Time with Tierra Whack is tight. It’s not just that she’s in demand, though the Philly and Atlanta-raised rapper’s profile has steadily rocketed ever since the release of her audiovisual debut Whack World in May 2018. No, it’s because she’s set to follow Lizzo’s on the Lotus Stage in less than an hour, making our backstage encounter at Primavera Sound a brief but enjoyable blur, the sense of disorientation further exacerbated by the multiple vodka Red Bulls I’ve unwisely imbibed in the lead-up.
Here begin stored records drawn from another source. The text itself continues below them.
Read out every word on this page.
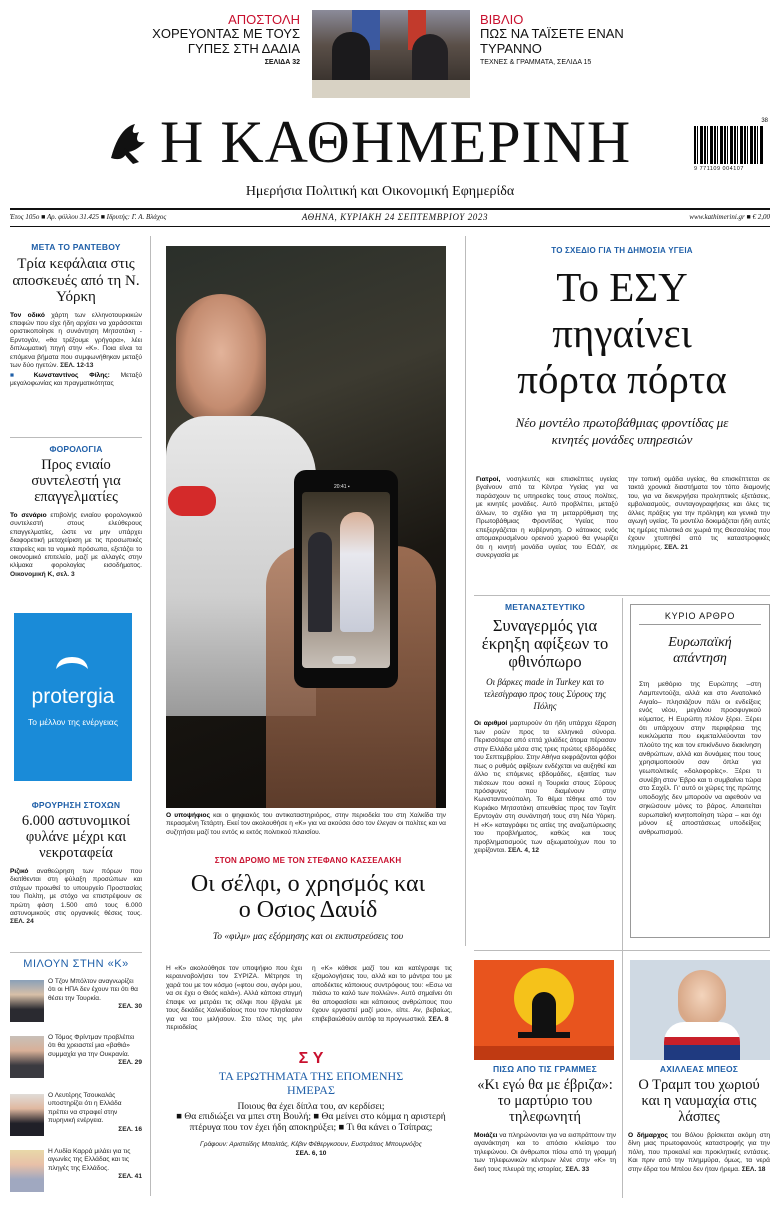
ΑΠΟΣΤΟΛΗ
ΧΟΡΕΥΟΝΤΑΣ ΜΕ ΤΟΥΣ ΓΥΠΕΣ ΣΤΗ ΔΑΔΙΑ
ΣΕΛΙΔΑ 32
ΒΙΒΛΙΟ
ΠΩΣ ΝΑ ΤΑΪΣΕΤΕ ΕΝΑΝ ΤΥΡΑΝΝΟ
ΤΕΧΝΕΣ & ΓΡΑΜΜΑΤΑ, ΣΕΛΙΔΑ 15
Η ΚΑΘΗΜΕΡΙΝΗ	38
9 771109 004107
Ημερήσια Πολιτική και Οικονομική Εφημερίδα
Έτος 105ο ■ Αρ. φύλλου 31.425 ■ Ιδρυτής: Γ. Α. Βλάχος	ΑΘΗΝΑ, ΚΥΡΙΑΚΗ 24 ΣΕΠΤΕΜΒΡΙΟΥ 2023	www.kathimerini.gr ■ € 2,00
ΜΕΤΑ ΤΟ ΡΑΝΤΕΒΟΥ
Τρία κεφάλαια στις αποσκευές από τη Ν. Υόρκη
Τον οδικό χάρτη των ελληνοτουρκικών επαφών που είχε ήδη αρχίσει να χαράσσεται οριστικοποίησε η συνάντηση Μητσοτάκη - Ερντογάν, «θα τρέξουμε γρήγορα», λέει διπλωματική πηγή στην «Κ». Ποια είναι τα επόμενα βήματα που συμφωνήθηκαν μεταξύ των δύο ηγετών. ΣΕΛ. 12-13
■ Κωνσταντίνος Φίλης: Μεταξύ μεγαλοφωνίας και πραγματικότητας
ΦΟΡΟΛΟΓΙΑ
Προς ενιαίο συντελεστή για επαγγελματίες
Το σενάριο επιβολής ενιαίου φορολογικού συντελεστή στους ελεύθερους επαγγελματίες, ώστε να μην υπάρχει διαφορετική μεταχείριση με τις προσωπικές εταιρείες και τα νομικά πρόσωπα, εξετάζει το οικονομικό επιτελείο, μαζί με αλλαγές στην κλίμακα φορολογίας εισοδήματος. Οικονομική Κ, σελ. 3
protergia
Το μέλλον της ενέργειας
ΦΡΟΥΡΗΣΗ ΣΤΟΧΩΝ
6.000 αστυνομικοί φυλάνε μέχρι και νεκροταφεία
Ριζικό αναθεώρηση των πόρων που διατίθενται στη φύλαξη προσώπων και στόχων προωθεί το υπουργείο Προστασίας του Πολίτη, με στόχο να επιστρέψουν σε πρώτη φάση 1.500 από τους 6.000 αστυνομικούς στις οργανικές θέσεις τους. ΣΕΛ. 24
ΜΙΛΟΥΝ ΣΤΗΝ «Κ»
Ο Τζον Μπόλτον αναγνωρίζει ότι οι ΗΠΑ δεν έχουν πει ότι θα θέσει την Τουρκία.
ΣΕΛ. 30
Ο Τόμος Φρίντμαν προβλέπει ότι θα χρειαστεί μια «βαθιά» συμμαχία για την Ουκρανία.
ΣΕΛ. 29
Ο Λευτέρης Τσουκαλάς υποστηρίζει ότι η Ελλάδα πρέπει να στραφεί στην πυρηνική ενέργεια.
ΣΕΛ. 16
Η Λυδία Καρρά μιλάει για τις αγωνίες της Ελλάδας και τις πληγές της Ελλάδος.
ΣΕΛ. 41
20:41 ▪
Ο υποψήφιος και ο ψηφιακός του αντικαταστηριόρος, στην περιοδεία του στη Χαλκίδα την περασμένη Τετάρτη. Εκεί τον ακολουθήσε η «Κ» για να ακούσει όσο τον έλεγαν οι πολίτες και να συζητήσει μαζί του εντός κι εκτός πολιτικού πλαισίου.
ΣΤΟΝ ΔΡΟΜΟ ΜΕ ΤΟΝ ΣΤΕΦΑΝΟ ΚΑΣΣΕΛΑΚΗ
Οι σέλφι, ο χρησμός και ο Οσιος Δαυίδ
Το «φιλμ» μας εξόρμησης και οι εκπυστρεύσεις του
Η «Κ» ακολούθησε τον υποψήφιο που έχει κεραυνοβολήσει τον ΣΥΡΙΖΑ. Μέτρησε τη χαρά του με τον κόσμο («φτου σου, αγόρι μου, να σε έχει ο Θεός καλά»). Αλλά κάποια στιγμή έπαψε να μετράει τις σέλφι που έβγαλε με τους δεκάδες Χαλκιδαίους που τον πλησίασαν για να του μιλήσουν. Στο τέλος της μίνι περιοδείας
η «Κ» κάθισε μαζί του και κατέγραψε τις εξομολογήσεις του, αλλά και το μάντρα του με αποδέκτες κάποιους συντρόφους του: «Εσω να πιάσω το καλό των πολλών». Αυτό σημαίνει ότι θα αποφασίσει και κάποιους ανθρώπους που έχουν εργαστεί μαζί μου», είπε. Αν, βεβαίως, επιβεβαιώθούν αυτόφ τα προγνωστικά. ΣΕΛ. 8
Σ Y
ΤΑ ΕΡΩΤΗΜΑΤΑ ΤΗΣ ΕΠΟΜΕΝΗΣ ΗΜΕΡΑΣ
Ποιους θα έχει δίπλα του, αν κερδίσει;
■ Θα επιδιώξει να μπει στη Βουλή; ■ Θα μείνει στο κόμμα η αριστερή πτέρυγα που τον έχει ήδη αποκηρύξει; ■ Τι θα κάνει ο Τσίπρας;
Γράφουν: Αριστείδης Μπαλτάς, Κέβιν Φέθεργκσουν, Ευστράτιος Μπουρνόζος
ΣΕΛ. 6, 10
ΤΟ ΣΧΕΔΙΟ ΓΙΑ ΤΗ ΔΗΜΟΣΙΑ ΥΓΕΙΑ
Το ΕΣΥ πηγαίνει πόρτα πόρτα
Νέο μοντέλο πρωτοβάθμιας φροντίδας με κινητές μονάδες υπηρεσιών
Γιατροί, νοσηλευτές και επισκέπτες υγείας βγαίνουν από τα Κέντρα Υγείας για να παράσχουν τις υπηρεσίες τους στους πολίτες, με κινητές μονάδες. Αυτό προβλέπει, μεταξύ άλλων, το σχέδιο για τη μεταρρύθμιση της Πρωτοβάθμιας Φροντίδας Υγείας που επεξεργάζεται η κυβέρνηση. Ο κάτοικος ενός απομακρυσμένου ορεινού χωριού θα γνωρίζει ότι η κινητή μονάδα υγείας του ΕΟΔΥ, σε συνεργασία με
την τοπική ομάδα υγείας, θα επισκέπτεται σε τακτά χρονικά διαστήματα τον τόπο διαμονής του, για να διενεργήσει προληπτικές εξετάσεις, εμβολιασμούς, συνταγογραφήσεις και όλες τις άλλες πράξεις για την πρόληψη και γενικά την αγωγή υγείας. Το μοντέλο δοκιμάζεται ήδη αυτές τις ημέρες πιλοτικά σε χωριά της Θεσσαλίας που έχουν χτυπηθεί από τις καταστροφικές πλημμύρες. ΣΕΛ. 21
ΜΕΤΑΝΑΣΤΕΥΤΙΚΟ
Συναγερμός για έκρηξη αφίξεων το φθινόπωρο
Οι βάρκες made in Turkey και το τελεσίγραφο προς τους Σύρους της Πόλης
Οι αριθμοί μαρτυρούν ότι ήδη υπάρχει έξαρση των ροών προς τα ελληνικά σύνορα. Περισσότερα από επτά χιλιάδες άτομα πέρασαν στην Ελλάδα μέσα στις τρεις πρώτες εβδομάδες του Σεπτεμβρίου. Στην Αθήνα εκφράζονται φόβοι πως ο ρυθμός αφίξεων ενδέχεται να αυξηθεί και άλλο τις επόμενες εβδομάδες, εξαιτίας των πιέσεων που ασκεί η Τουρκία στους Σύρους πρόσφυγες που διαμένουν στην Κωνσταντινούπολη. Το θέμα τέθηκε από τον Κυριάκο Μητσοτάκη απευθείας προς τον Ταγίπ Ερντογάν στη συνάντησή τους στη Νέα Υόρκη. Η «Κ» καταγράφει τις αιτίες της αναζωπύρωσης του προβλήματος, καθώς και τους προβληματισμούς των αξιωματούχων που το χειρίζονται. ΣΕΛ. 4, 12
ΚΥΡΙΟ ΑΡΘΡΟ
Ευρωπαϊκή απάντηση
Στη μεθόριο της Ευρώπης –στη Λαμπεντούζα, αλλά και στο Ανατολικό Αιγαίο– πλησιάζουν πάλι οι ενδείξεις ενός νέου, μεγάλου προσφυγικού κύματος. Η Ευρώπη πλέον ξέρει. Ξέρει ότι υπάρχουν στην περιφέρεια της κυκλώματα που εκμεταλλεύονται τον πλούτο της και τον επικίνδυνο διακίνηση ανθρώπων, αλλά και δυνάμεις που τους χρησιμοποιούν σαν όπλα για γεωπολιτικές «δολοφορίες». Ξέρει τι συνέβη στον Έβρο και τι συμβαίνει τώρα στο Σαχέλ. Γι' αυτό οι χώρες της πρώτης υποδοχής δεν μπορούν να αφεθούν να σηκώσουν μόνες το βάρος. Απαιτείται ευρωπαϊκή κινητοποίηση τώρα – και όχι μόνον εξ αποστάσεως υποδείξεις ανθρωπισμού.
ΠΙΣΩ ΑΠΟ ΤΙΣ ΓΡΑΜΜΕΣ
«Κι εγώ θα με έβριζα»: το μαρτύριο του τηλεφωνητή
Μοιάζει να πληρώνονται για να εισπράττουν την αγανάκτηση και το απόσιο κλείσιμο του τηλεφώνου. Οι άνθρωποι πίσω από τη γραμμή των τηλεφωνικών κέντρων λένε στην «Κ» τη δική τους πλευρά της ιστορίας. ΣΕΛ. 33
ΑΧΙΛΛΕΑΣ ΜΠΕΟΣ
Ο Τραμπ του χωριού και η ναυμαχία στις λάσπες
Ο δήμαρχος του Βόλου βρίσκεται ακόμη στη δίνη μιας πρωτοφανούς καταστροφής για την πόλη, που προκαλεί και προκλητικές εντάσεις. Και πριν από την πλημμύρα, όμως, τα νερά στην έδρα του Μπέου δεν ήταν ήρεμα. ΣΕΛ. 18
Still, if anyone knows how to make every second count it’s Whack. Rendering complex ideas with impressive economy, Whack World featured 15 tracks all clocking in at the one-minute mark, meaning that ideas were often terminated mid-flow to arresting affect. Offering a vivid joyride through the 22-year-old’s surreal universe, songs about self-care (‘Fruit Salad’) were given equal credence to odes to dead dogs (‘Pet Cemetery’), and her versatile vocals ranged from bars rapped at blistering speed (‘Bugs Life’) to sung verses impersonating Southern hicks (‘Fuck Off’). A year on, it remains a startling introduction to a singular talent.
That’s not to say Whack’s been idle in the interim, you understand. There’s been studio time with Flying Lotus, Meek Mill and Childish Gambino, plus a string of tour dates supporting Lauryn Hill and 6LACK, not to mention the five excellent new singles she unveiled at a rate of one a week from mid-February, under the banner of ‘Whack History Month’. It’s little surprise, then, that she can now count many of her musical heroes amongst her rapidly-expanding fanbase, including Erykah Badu, Solange, Vince Staples and Andre 3000.
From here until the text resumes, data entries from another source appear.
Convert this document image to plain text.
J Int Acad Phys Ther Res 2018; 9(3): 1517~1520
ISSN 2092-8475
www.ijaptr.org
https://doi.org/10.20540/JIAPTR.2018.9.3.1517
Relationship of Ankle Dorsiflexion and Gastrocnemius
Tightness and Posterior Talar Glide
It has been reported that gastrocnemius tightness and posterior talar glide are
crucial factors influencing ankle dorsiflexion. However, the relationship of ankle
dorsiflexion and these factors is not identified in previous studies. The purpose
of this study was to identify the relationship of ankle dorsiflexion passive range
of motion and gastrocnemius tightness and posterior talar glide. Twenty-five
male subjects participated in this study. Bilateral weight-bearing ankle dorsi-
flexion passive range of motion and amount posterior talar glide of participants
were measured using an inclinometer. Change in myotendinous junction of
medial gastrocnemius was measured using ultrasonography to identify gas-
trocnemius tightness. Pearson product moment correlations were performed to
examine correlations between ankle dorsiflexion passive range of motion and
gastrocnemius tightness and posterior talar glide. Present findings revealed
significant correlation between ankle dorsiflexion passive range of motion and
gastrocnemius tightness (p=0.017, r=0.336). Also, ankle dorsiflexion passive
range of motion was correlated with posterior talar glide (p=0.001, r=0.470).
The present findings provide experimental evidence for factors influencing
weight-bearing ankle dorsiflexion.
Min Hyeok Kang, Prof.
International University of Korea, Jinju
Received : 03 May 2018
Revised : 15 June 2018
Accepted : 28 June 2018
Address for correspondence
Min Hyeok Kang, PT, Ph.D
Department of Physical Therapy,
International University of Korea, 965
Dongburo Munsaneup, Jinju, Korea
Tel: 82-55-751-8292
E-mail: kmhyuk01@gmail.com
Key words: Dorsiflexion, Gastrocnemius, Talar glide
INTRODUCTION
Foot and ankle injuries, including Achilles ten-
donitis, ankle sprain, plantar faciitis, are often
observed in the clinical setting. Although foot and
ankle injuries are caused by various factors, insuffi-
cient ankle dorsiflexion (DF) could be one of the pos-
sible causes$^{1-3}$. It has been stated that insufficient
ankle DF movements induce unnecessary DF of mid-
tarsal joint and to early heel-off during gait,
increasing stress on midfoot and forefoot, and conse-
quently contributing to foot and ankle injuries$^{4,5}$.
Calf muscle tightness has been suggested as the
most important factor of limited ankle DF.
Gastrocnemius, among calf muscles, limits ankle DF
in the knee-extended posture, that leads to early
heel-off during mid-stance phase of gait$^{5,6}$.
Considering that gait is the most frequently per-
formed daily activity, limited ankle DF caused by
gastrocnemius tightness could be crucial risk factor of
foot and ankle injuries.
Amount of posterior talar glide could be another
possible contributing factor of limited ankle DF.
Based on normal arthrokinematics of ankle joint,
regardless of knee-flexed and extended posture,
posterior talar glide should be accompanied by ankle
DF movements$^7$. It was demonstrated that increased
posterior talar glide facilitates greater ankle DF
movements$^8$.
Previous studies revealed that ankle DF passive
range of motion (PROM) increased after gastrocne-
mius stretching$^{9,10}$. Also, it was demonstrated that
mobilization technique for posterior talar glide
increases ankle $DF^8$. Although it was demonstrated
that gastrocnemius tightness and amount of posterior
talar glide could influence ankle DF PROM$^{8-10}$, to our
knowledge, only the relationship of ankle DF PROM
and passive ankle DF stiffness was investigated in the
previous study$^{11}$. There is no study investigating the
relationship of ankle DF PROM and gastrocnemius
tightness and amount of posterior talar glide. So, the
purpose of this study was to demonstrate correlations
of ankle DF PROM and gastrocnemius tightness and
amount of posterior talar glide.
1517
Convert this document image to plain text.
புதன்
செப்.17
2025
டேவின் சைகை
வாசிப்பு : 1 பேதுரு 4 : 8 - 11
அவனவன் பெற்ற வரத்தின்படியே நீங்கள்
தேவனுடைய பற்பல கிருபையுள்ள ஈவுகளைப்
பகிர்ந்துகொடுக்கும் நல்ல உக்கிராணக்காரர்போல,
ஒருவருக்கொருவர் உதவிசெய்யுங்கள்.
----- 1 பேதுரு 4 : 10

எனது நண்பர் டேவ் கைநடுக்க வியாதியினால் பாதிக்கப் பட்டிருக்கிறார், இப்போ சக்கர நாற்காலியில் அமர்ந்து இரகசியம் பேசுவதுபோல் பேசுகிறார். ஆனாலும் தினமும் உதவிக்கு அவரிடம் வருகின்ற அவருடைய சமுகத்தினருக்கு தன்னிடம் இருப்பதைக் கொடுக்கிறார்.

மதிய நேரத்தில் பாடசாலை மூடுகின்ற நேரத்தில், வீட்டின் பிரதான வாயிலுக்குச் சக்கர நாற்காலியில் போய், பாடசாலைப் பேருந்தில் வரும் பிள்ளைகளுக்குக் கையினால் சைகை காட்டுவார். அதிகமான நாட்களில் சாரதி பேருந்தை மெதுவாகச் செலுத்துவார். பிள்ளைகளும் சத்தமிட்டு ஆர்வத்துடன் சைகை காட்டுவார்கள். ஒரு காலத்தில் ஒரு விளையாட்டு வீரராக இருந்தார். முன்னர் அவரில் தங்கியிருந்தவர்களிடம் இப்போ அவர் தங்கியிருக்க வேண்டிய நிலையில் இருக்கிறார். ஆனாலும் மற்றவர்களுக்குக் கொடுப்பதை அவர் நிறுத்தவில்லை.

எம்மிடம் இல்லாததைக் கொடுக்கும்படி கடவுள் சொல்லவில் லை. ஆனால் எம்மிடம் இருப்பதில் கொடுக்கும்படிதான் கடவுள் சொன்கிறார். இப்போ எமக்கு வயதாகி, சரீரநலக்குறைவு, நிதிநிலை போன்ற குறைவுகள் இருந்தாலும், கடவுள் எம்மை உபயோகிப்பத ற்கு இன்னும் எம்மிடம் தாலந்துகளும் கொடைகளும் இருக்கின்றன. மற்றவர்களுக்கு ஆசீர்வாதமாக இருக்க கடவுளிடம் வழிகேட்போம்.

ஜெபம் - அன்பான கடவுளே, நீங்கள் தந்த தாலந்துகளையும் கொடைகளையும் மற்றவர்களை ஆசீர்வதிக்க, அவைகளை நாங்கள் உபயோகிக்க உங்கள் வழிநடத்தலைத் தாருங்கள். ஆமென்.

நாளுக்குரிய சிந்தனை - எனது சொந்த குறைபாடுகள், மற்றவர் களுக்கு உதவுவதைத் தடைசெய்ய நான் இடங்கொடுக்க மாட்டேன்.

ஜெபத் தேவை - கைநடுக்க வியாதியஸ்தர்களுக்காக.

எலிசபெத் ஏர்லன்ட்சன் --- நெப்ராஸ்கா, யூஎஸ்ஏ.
Playing at the far end of the festival site to the two main stages, tonight Whack will draw a huge crowd as keen to sway to the woozy, organ-led croon of ‘Wasteland’ as they are to bounce to the elastic trap of ‘Clones’. But before all that, she gives over whatever pre-show prep time she might have had to promo, first delivering a comprehensive photo shoot in under three minutes, followed by her life story in less than 20.
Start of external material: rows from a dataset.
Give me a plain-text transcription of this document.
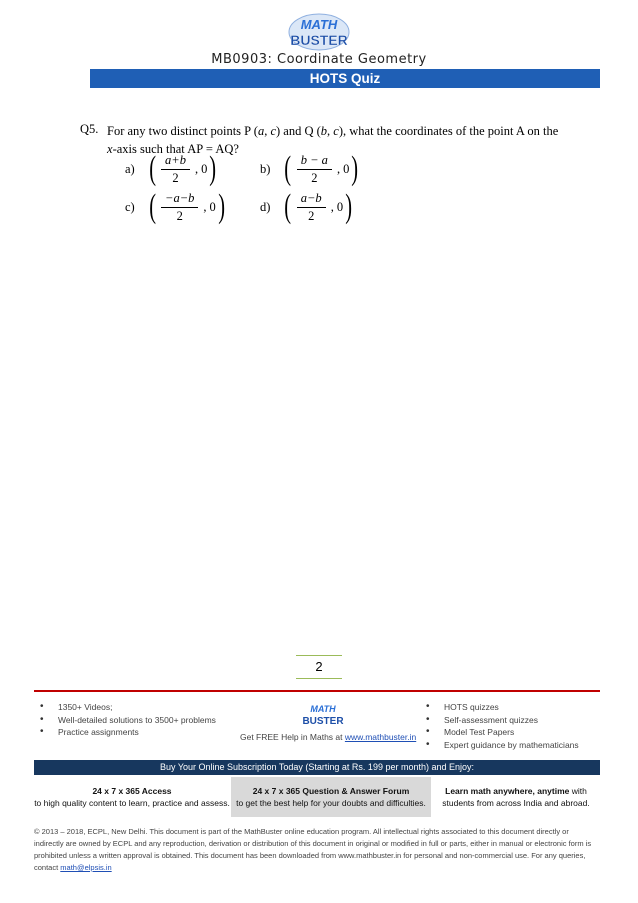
MATH
BUSTER
MB0903: Coordinate Geometry
HOTS Quiz
Q5. For any two distinct points P (a, c) and Q (b, c), what the coordinates of the point A on the
x-axis such that AP = AQ?
a) ( $\frac{a+b}{2}$ , 0 )	b) ( $\frac{b - a}{2}$ , 0 )
c) ( $\frac{-a-b}{2}$ , 0 )	d) ( $\frac{a-b}{2}$ , 0 )
2
• 1350+ Videos;
• Well-detailed solutions to 3500+ problems
• Practice assignments
MATH
BUSTER
Get FREE Help in Maths at www.mathbuster.in
• HOTS quizzes
• Self-assessment quizzes
• Model Test Papers
• Expert guidance by mathematicians
Buy Your Online Subscription Today (Starting at Rs. 199 per month) and Enjoy:
24 x 7 x 365 Access
to high quality content to learn, practice and assess.
24 x 7 x 365 Question & Answer Forum
to get the best help for your doubts and difficulties.
Learn math anywhere, anytime with
students from across India and abroad.
© 2013 – 2018, ECPL, New Delhi. This document is part of the MathBuster online education program. All intellectual rights associated to this document directly or indirectly are owned by ECPL and any reproduction, derivation or distribution of this document in original or modified in full or parts, either in manual or electronic form is prohibited unless a written approval is obtained. This document has been downloaded from www.mathbuster.in for personal and non-commercial use. For any queries, contact math@elpsis.in
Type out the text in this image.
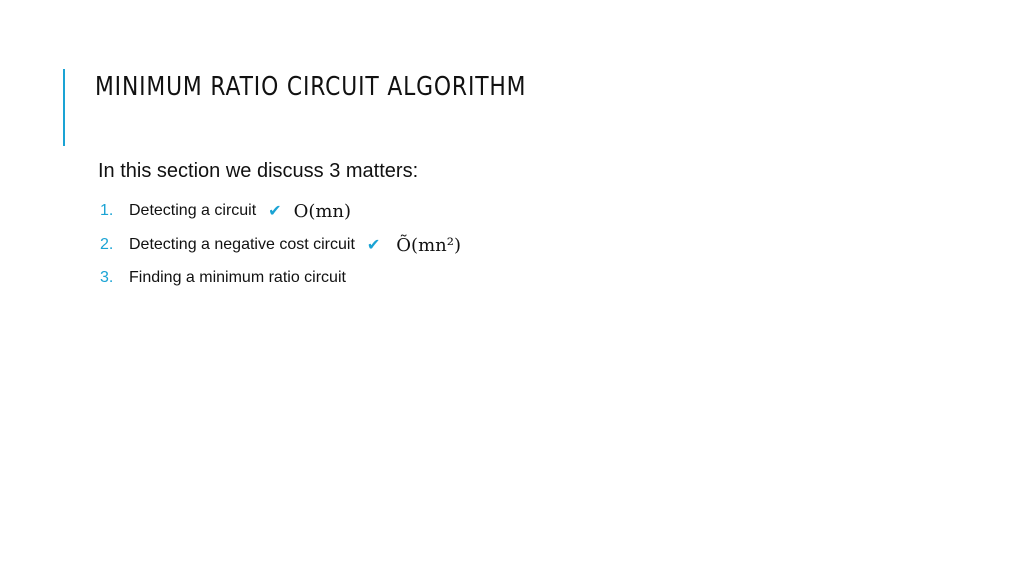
MINIMUM RATIO CIRCUIT ALGORITHM

In this section we discuss 3 matters:

1. Detecting a circuit ✔ O(mn)
2. Detecting a negative cost circuit ✔ Õ(mn²)
3. Finding a minimum ratio circuit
Sat in her dressing room/portacabin, dressed like a cross between a Beano character and Dr Seuss’ Cat In The Hat, Whack makes for vivacious and quick-witted company, despite all the ensuing protestations of shyness. Words tumble out of her mouth at a dizzying rate as she rushes to recall her roots, or reflect on forthcoming projects, though her guard never drops for long enough to reveal anything specific about future material (“Are there any more collaborations? I can’t tell you! You just met me! It’s our first date!”). Happily, she proves a lot more forthcoming on a range of other subjects.